What does a residual plot tell us about the fit of the model?
- It indicates how well the model's predictions match the actual data
- It indicates the variance of the residuals
- It shows the correlation between the dependent and independent variables
- It shows the relationship between the dependent and independent variables
A residual plot shows the residuals on the y-axis and the independent variable on the x-axis. If the points in a residual plot are randomly dispersed around the horizontal axis, a linear regression model is appropriate for the data; otherwise, a non-linear model is more appropriate.
Can PCA be used for both supervised and unsupervised learning?
- No
- Only for supervised learning
- Only for unsupervised learning
- Yes
No, PCA is a technique for unsupervised learning. It does not use any class label information in its algorithm, making it unsupervised. However, the transformed dataset from PCA can be used for subsequent supervised learning tasks.
What is the effect of outliers on PCA?
- It depends on the distribution of the data
- They can distort the principal components
- They enhance the performance of PCA
- They have no effect on PCA
Outliers can significantly distort the principal components identified by PCA, as they can artificially inflate the variance along their direction. It's generally a good practice to address outliers before applying PCA.
What is the concept of "Type I" error in the context of hypothesis testing?

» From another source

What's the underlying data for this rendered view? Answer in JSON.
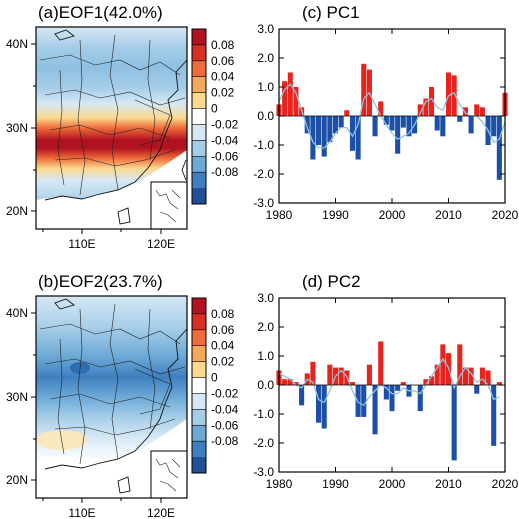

- Failing to reject a false null hypothesis
- Failing to reject a true alternative hypothesis
- Rejecting a false alternative hypothesis
- Rejecting a true null hypothesis
A Type I error in hypothesis testing is the incorrect rejection of a true null hypothesis, often signified by the Greek letter alpha (α). In other words, a Type I error happens when the researcher incorrectly concludes that the null hypothesis is false when, in fact, it is true.
When can we apply the Chi-square test for goodness of fit?
- When the data are continuously distributed
- When the data are normally distributed
- When we have categorical data and want to see if it follows a specific distribution
- When we want to compare means
The Chi-square test for goodness of fit is used when we have categorical data and we want to see if the data follows a specific distribution.
How does Spearman's Rank Correlation react to outliers as compared to Pearson's correlation?
- Both are equally sensitive to outliers
- Less sensitive to outliers
- More sensitive to outliers
- Neither is sensitive to outliers
Spearman's Rank Correlation is less sensitive to outliers than Pearson's correlation. This is because Spearman's correlation is based on rank orders rather than raw data values, making it more robust against outliers.
What does a null hypothesis represent in statistical testing?
- A condition of no effect or no difference
- A specific outcome of the experiment
- An effect or difference exists
- The sample size is large enough for the test
The null hypothesis is a statement in statistical inference which asserts that there is no significant difference between the set of observed and expected data.
How does the rate parameter affect the shape of a Poisson distribution?
- All of the above
- It determines the kurtosis of the distribution
- It determines the skewness of the distribution
- It does not affect the shape of the distribution
The rate parameter (lambda) in a Poisson distribution determines the average rate of occurrence per interval, which directly affects the shape of the distribution. Higher lambda values result in distributions that are less skewed to the right.
How does the Central Limit Theorem relate to the use of Z-tests?
- It allows for the assumption that the sample mean distribution is normally distributed
- It enables the calculation of the sample standard deviation
- It increases the power of the test
- It reduces the impact of outliers in the sample
The Central Limit Theorem states that, with a large enough sample size, the distribution of the sample mean will be approximately normally distributed. This allows us to use Z-tests even when the population is not normally distributed.
What is the difference between a one-sample t-test and a two-sample t-test?
- All of the above
- The number of hypotheses being tested
- The number of samples being compared
- The type of data being used
The key difference between a one-sample t-test and a two-sample t-test lies in the number of samples being compared. A one-sample t-test compares the mean of a single sample to a known value, while a two-sample t-test compares the means of two different samples.